Conviver com um narcisista ou com um psicopata corporativo não é fácil. É preciso ser muito tolerante e paciente, principalmente nestes tempos de crise, quando o emprego ou o futuro profissional depende de um deles. Mas ninguém é obrigado a ouvir insultos, sofrer humilhações e maus-tratos o tempo todo, vindos de quem quer que seja. Na vida cotidiana a solução é, simplesmente, cortar o relacionamento. Já no trabalho, quando houver dependência em razão dos cargos ocupados, é necessário ter calma e habilidade para informar ao narcisista ou ao psicopata que tais procedimentos não o agradam.

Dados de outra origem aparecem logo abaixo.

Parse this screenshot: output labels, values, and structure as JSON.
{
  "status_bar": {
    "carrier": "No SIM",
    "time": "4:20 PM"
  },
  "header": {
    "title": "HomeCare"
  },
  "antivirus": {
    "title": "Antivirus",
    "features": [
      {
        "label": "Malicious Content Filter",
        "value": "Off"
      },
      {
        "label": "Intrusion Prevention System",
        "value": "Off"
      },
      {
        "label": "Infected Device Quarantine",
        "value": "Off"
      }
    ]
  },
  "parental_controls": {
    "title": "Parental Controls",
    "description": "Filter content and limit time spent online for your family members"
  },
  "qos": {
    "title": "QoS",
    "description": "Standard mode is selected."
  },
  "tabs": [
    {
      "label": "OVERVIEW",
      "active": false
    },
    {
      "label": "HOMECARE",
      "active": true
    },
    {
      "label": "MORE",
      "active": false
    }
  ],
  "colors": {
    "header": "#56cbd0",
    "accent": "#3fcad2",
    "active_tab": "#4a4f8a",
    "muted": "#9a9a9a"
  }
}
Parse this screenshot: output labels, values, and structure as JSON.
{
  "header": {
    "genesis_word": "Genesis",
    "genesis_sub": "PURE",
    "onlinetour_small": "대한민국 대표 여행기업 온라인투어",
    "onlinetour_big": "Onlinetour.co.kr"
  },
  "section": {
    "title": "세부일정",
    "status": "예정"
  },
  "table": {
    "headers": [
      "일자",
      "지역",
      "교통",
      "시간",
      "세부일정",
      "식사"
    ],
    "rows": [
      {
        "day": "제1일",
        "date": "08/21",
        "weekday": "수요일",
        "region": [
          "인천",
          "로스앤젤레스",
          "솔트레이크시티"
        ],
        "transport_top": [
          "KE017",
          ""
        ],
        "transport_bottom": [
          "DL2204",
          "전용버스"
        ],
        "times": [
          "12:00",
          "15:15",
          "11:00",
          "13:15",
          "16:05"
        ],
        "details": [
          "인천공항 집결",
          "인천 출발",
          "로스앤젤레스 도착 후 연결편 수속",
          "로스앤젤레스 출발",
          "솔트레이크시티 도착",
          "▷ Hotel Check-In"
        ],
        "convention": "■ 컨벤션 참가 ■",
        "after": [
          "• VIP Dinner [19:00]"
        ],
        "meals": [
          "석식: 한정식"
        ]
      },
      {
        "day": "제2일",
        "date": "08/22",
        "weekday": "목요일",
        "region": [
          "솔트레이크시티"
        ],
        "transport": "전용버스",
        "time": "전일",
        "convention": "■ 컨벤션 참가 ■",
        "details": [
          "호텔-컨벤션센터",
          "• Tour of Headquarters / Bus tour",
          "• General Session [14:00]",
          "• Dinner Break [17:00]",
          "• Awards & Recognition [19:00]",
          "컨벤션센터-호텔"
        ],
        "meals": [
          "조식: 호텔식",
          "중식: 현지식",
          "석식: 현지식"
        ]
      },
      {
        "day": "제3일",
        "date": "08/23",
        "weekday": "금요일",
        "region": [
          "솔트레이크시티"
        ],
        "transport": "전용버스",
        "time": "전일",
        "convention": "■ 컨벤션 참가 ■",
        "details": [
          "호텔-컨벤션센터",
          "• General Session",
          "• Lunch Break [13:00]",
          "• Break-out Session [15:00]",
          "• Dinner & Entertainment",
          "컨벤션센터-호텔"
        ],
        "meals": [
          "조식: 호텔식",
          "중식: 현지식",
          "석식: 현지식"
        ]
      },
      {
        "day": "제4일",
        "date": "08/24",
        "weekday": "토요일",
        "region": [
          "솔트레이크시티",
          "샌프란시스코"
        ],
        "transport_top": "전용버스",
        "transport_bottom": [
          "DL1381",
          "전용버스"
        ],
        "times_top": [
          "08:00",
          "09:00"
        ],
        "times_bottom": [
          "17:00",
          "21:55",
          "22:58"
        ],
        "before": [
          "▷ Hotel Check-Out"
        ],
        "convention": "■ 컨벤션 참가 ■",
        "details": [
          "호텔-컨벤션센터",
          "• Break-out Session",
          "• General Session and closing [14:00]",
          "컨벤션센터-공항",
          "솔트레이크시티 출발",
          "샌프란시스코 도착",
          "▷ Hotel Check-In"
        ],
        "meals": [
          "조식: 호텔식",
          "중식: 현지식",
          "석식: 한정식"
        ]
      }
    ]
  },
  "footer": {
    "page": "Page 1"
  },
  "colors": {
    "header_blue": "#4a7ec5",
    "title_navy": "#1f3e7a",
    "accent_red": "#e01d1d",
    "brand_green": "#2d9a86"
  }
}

Outra possibilidade é passar a questão adiante, aconselhando-se com a área de Recursos Humanos sobre como enfrentar o problema. Talvez seja o caso de dar um tempo e esperar que os seus empregadores saibam por meio de outros sobre o que está acontecendo e que tomem alguma providência, pois, com certeza, você não deve ser a única vítima. Em última instância, o caminho é procurar outro emprego, pedir demissão e, dependendo das circunstâncias, abrir reclamação trabalhista por “abuso emocional”, punindo assim seu ex-empregador que ignorou esse problema.
Narcisistas, vaidosos e arrogantes aparecem em todos os lugares mas posso imaginar que, por estas bandas, podemos estar contribuindo para fazer crescer o número de deslumbrados consigo próprios, os futuros psicopatas corporativos, quando definimos pré-requisitos mirabolantes para os cargos, propagamos exageradamente a preocupação com retenção de talentos, elevamos a auto- estima dos jovens ao infinito, elegendo-os precocemente como futuros presidentes. Quando fazemos tudo isso, podemos dar uma força danada para o aumento desse repugnante desvio de conduta.
* Romero -Urcely. Médico do West London Mental Health NHS Trust
** David San Vaknin. Escritor israelense sobre personalidades narcisistas
*** Revista Veja, página 42, 13/07/16.